Options given the boys for after school activity.
Barbies
Dress up
Zumba
Sisters will surely take credit for the day white boys CAN dance! 
Sometimes sisters let brothers dress them up too.
And brothers think that is funny.
Though I think sisters still get the better deal.
L.O.L.

Life has changed a lot with sisters.
We have always asked "Where is Evan?"
But now we find him doing things like street shopping for purses.
Look what I bought sister for her birthday!




Remembering What He's Done for Us

Today is the day we celebrate our risen Savior and remember what He has done for us! 

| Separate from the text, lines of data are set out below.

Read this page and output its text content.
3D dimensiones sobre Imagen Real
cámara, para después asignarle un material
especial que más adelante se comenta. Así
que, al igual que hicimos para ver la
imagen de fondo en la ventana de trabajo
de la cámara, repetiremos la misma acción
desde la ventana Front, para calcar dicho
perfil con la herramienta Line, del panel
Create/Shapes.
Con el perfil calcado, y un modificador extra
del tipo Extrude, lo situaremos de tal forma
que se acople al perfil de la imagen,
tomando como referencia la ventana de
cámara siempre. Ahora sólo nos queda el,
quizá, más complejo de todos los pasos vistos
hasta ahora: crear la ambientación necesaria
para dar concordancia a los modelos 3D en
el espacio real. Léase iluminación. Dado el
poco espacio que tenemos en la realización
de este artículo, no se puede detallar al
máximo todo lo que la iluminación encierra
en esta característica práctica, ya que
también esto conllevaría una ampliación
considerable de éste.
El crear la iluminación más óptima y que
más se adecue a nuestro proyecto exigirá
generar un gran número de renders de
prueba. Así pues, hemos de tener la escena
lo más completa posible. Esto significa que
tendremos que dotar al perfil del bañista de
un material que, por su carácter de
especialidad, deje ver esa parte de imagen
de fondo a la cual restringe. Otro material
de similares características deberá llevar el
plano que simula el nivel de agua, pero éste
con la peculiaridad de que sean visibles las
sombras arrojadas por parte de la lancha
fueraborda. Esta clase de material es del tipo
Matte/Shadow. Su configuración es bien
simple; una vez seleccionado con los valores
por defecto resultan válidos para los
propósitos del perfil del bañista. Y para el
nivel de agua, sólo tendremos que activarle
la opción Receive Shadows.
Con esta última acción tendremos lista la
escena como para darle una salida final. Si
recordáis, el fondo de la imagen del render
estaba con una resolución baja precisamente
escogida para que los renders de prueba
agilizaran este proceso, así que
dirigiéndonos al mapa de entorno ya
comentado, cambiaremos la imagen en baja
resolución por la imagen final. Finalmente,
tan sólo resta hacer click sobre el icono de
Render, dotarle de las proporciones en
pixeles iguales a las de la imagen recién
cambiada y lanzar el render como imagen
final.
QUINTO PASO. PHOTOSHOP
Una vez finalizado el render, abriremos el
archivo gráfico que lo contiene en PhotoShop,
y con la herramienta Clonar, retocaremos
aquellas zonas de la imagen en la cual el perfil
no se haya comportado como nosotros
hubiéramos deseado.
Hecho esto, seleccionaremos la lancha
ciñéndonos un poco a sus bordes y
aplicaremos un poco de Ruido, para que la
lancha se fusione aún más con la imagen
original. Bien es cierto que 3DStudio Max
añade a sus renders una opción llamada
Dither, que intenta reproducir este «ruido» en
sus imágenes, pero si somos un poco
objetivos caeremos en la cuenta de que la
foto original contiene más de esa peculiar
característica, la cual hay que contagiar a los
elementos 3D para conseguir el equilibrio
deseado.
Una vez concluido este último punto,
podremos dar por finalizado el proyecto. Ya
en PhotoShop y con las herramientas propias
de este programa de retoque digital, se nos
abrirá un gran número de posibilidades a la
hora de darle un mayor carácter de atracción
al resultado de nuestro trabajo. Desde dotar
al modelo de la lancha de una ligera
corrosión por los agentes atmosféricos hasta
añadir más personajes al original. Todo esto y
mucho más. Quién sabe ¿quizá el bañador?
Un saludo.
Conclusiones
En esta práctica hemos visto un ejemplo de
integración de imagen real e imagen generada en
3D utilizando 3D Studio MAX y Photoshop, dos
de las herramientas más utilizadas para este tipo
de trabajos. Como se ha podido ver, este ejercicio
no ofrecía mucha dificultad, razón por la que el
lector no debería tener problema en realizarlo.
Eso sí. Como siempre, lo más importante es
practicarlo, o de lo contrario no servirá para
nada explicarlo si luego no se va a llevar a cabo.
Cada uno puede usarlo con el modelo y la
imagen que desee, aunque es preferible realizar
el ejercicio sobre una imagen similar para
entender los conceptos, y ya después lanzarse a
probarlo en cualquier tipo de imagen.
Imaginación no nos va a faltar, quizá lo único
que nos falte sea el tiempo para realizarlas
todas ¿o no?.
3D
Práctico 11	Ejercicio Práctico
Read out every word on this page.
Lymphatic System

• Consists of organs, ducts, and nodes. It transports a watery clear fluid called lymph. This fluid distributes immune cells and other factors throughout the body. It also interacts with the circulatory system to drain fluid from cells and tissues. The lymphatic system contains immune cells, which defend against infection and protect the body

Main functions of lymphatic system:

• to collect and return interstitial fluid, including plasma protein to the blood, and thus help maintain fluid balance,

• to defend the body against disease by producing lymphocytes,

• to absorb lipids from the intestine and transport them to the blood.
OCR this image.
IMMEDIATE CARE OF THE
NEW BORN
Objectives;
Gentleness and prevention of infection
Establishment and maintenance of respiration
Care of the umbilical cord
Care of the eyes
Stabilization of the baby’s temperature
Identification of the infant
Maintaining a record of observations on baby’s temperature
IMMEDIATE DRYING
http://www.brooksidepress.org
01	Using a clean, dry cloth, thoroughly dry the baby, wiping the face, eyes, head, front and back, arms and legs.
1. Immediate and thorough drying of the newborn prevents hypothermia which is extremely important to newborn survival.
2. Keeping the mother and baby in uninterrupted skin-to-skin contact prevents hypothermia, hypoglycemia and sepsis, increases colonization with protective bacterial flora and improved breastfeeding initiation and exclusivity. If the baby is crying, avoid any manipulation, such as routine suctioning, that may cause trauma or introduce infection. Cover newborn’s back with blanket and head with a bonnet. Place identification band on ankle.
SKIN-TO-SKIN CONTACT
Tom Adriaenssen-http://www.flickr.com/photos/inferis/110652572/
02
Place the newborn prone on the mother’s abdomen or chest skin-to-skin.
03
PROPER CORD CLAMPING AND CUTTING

Today is also a special day of remembering what He has done in our family. Resurrection Sunday was the first holiday that we shared with our girls in the knowledge that they would not have to return to the orphanage. It has been one year since that day! We remember answered prayers!  

"He who did not spare his own Son, but gave him up for us all—how will he not also, along with him, graciously give us all things?" We will remember, "Christ Jesus who died—more than that, who was raised to life—is at the right hand of God and is also interceding for us." Who shall separate us from the love of Christ?" -Romans 8:32,34,35 

Today we remember saving grace. Today we thank Him for interceding for us and graciously giving us each of our precious children. Today we remember to give Him all the honor and glory and praise for what He did for us 2,000 years ago and what He continues to do in our lives today. We pray that each day we will all learn to love Him more until that glorious day that we shall be in our true forever home. May we celebrate and remember EVERY DAY! 

Easter Sunday 2012
Easter Sunday 2013

This Day Last Year

This day last year you woke up too early in a rowdy orphanage and got ready for school. This day last year I had not seen you or Esmée for a month. This day last year you had the last name Ream but you were cruely told that you could not spend your 13th birthday with your family. So this day last year I stayed up half the night baking I don't know how many cupcakes because I didn't know how many kids might be in your class at school. This day last year I spent two hours getting to that awful school...the one that didn't teach you much of anything other than to lie not to get in trouble and keep quiet if you didn't want to get hit...just to see you on your birthday. I hated to leave you there. This day last year you only spoke a little English and could hardly read or write in English at all. How far you have come!
This day last year you went to sleep in a cold, damp, smelly orphanage...hungry.
This day last year no one gave you a birthday present. We were saving ours and you knew that.
This day last year we prayed once again for a way for us to be together forever.

This day last year seems like just yesterday and yet so so far away too. 

Today was our first forever family birthday with you! We are so thankful for you and proud of you. Today we are in awe at how far the Lord has brought us since this day last year. 

Despite the bad hair day episodes, I hope you had a very Happy Birthday! 

Just so you know..I cannot believe you are 14!
This picture is to someday remind you that Mom really tries really hard to make you happy!
You tell me that you don't like cake. Well good because right now I don't have an oven or a good bakery. So I go to Port au Prince (3 hours away) to a decent grocery store and find a tiny heart shaped muffin pan that will fit inside my countertop toaster oven, and chocolate hearts and pink icing so I could make you cookies...special birthday cookies. 

And I actually did not just buy this off the side of the road (like you thought) but ordered it weeks ago just for you.
I know you love it but sorry it wasn't the DS you really wanted.
I figured this dresser would be a happy medium between what you wanted and what you needed and that waking up to a scavenger hunt to find this would be cool.
You did a really great job reading the clues and figuring them out!
What joy it brings to see this smile over your new English Bible!
And to be able to take you out to eat, open presents, and Skype with grandparents!

Tonight you will not go to bed hungry.

Definitely not hungry!

Tonight we celebrate how special you are to us!
We will always be thankful for all the years we get to spend with our Elita Marguerite!

This day this year is the first of many to come!